使用 PHP 处理大型(对象)数据集

发布于 2024-08-26 14:55:20 字数 1099 浏览 4 评论 0原文

我目前正在从事一个广泛依赖 EAV 模型的项目。两个实体的属性都由模型单独表示,有时会扩展其他模型(或至少是基本模型)。

到目前为止,这种方法效果很好,因为应用程序的大多数区域仅依赖于过滤后的实体集,而不是整个数据集。

然而,现在我需要解析整个数据集(即:所有实体及其所有属性),以便提供基于属性的排序/过滤算法。

该应用程序当前由大约 2200 个实体组成,每个实体大约有 100 个属性。每个实体都由单个模型表示(例如 Client_Model_Entity),并具有一个名为 $_attributes 的受保护属性,它是 Attribute 对象的数组。

每个实体对象大约有 500KB,这给服务器带来了令人难以置信的负载。对于 2000 个实体,这意味着单个任务需要 1GB RAM(以及大量 CPU 时间)才能工作,这是不可接受的。

是否有任何模式或通用方法来迭代如此大的数据集?分页并不是真正的选择,因为必须考虑所有因素才能提供排序算法。

编辑:希望使事情变得更清晰的代码示例:

// code from the resource model
for ($i=0,$n=count($rowset);$i<$n;++$i)
{
    $clientEntity = new Client_Model_Entity($rowset[$i]);
    // getattributes gets all possible attributes from the db and creates models for them
    // this is actually the big resource hog, as one client can have 100 attributes
    $clientEntity->getAttributes(); 
    $this->_rows[$i] = $clientEntity;
    // memory usage has now increased by 500KB
    echo $i . ' : ' . memory_get_usage() . '<br />';
}

I am currently working on a project that extensively relies on the EAV model. Both entities as their attributes are individually represented by a model, sometimes extending other models (or at least, base models).

This has worked quite well so far since most areas of the application only rely on filtered sets of entities, and not the entire dataset.

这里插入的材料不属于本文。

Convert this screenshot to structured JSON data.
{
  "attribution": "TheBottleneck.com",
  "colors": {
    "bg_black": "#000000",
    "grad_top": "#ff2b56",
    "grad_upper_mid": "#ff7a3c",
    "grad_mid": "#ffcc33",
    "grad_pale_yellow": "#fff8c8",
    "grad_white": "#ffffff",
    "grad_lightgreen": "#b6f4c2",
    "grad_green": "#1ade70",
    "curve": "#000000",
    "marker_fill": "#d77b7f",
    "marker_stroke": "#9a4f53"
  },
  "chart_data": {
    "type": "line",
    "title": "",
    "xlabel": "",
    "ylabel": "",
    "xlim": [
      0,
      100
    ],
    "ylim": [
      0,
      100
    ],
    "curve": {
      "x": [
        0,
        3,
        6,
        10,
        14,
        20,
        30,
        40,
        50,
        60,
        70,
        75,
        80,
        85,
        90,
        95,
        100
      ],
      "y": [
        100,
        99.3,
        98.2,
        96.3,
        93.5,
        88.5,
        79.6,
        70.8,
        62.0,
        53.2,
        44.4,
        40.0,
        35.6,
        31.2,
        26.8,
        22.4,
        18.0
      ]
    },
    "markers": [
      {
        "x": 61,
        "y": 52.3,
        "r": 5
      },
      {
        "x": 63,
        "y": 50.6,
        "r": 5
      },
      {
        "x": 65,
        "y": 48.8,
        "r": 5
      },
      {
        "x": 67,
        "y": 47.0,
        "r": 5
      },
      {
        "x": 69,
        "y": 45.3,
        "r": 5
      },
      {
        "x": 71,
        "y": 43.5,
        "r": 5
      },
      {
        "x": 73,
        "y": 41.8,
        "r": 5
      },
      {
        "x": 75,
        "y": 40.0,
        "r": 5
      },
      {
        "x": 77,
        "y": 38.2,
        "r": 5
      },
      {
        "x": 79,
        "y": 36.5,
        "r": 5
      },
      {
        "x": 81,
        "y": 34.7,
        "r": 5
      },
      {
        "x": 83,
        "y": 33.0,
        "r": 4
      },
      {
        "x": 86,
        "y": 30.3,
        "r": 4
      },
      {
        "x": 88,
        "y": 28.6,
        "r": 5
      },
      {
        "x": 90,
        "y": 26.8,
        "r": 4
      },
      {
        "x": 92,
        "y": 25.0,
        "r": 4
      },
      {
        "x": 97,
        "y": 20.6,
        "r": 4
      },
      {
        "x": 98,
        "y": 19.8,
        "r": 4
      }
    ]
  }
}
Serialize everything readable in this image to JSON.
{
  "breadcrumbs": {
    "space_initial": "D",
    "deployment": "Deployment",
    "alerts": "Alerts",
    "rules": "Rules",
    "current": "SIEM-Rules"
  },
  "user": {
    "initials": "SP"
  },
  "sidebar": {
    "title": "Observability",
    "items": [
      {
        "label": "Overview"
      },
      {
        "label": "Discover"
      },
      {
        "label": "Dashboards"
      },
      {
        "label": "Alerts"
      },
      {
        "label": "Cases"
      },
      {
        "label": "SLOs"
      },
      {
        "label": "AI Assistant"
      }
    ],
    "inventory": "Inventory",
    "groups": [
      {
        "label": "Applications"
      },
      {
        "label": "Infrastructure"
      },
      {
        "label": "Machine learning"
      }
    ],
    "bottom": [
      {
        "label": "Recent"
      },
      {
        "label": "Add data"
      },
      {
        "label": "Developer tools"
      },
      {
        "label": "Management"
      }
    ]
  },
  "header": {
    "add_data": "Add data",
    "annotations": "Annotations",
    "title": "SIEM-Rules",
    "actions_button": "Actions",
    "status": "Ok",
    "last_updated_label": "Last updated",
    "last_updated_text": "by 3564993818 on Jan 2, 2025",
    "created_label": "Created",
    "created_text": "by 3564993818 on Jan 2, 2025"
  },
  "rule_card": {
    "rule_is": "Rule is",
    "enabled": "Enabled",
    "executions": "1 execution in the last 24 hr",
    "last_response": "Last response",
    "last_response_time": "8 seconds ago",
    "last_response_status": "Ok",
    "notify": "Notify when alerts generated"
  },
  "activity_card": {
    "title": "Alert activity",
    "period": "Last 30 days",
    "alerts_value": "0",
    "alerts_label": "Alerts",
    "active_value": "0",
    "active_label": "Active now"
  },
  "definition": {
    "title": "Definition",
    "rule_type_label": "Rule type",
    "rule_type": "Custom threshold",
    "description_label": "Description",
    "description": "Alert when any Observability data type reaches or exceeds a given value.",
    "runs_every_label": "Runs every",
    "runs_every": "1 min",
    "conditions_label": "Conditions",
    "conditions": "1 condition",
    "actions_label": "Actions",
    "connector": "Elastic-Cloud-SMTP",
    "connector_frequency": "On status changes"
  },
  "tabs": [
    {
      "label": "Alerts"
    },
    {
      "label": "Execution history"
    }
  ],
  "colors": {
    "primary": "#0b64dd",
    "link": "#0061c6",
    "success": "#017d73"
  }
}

Now, however, I need to parse the entire dataset (IE: all entities and all their attributes) in order to provide a sorting/filtering algorithm based on the attributes.

The application currently consists of aproximately 2200 entities, each with aproximately 100 attributes. Every entity is represented by a single model (for example Client_Model_Entity) and has a protected property called $_attributes, which is an array of Attribute objects.

Each entity object is about 500KB, which results in an incredible load on the server. With 2000 entities, this means a single task would take 1GB of RAM (and a lot of CPU time) in order to work, which is unacceptable.

Are there any patterns or common approaches to iterating over such large datasets? Paging is not really an option, since everything has to be taken into account in order to provide the sorting algorithm.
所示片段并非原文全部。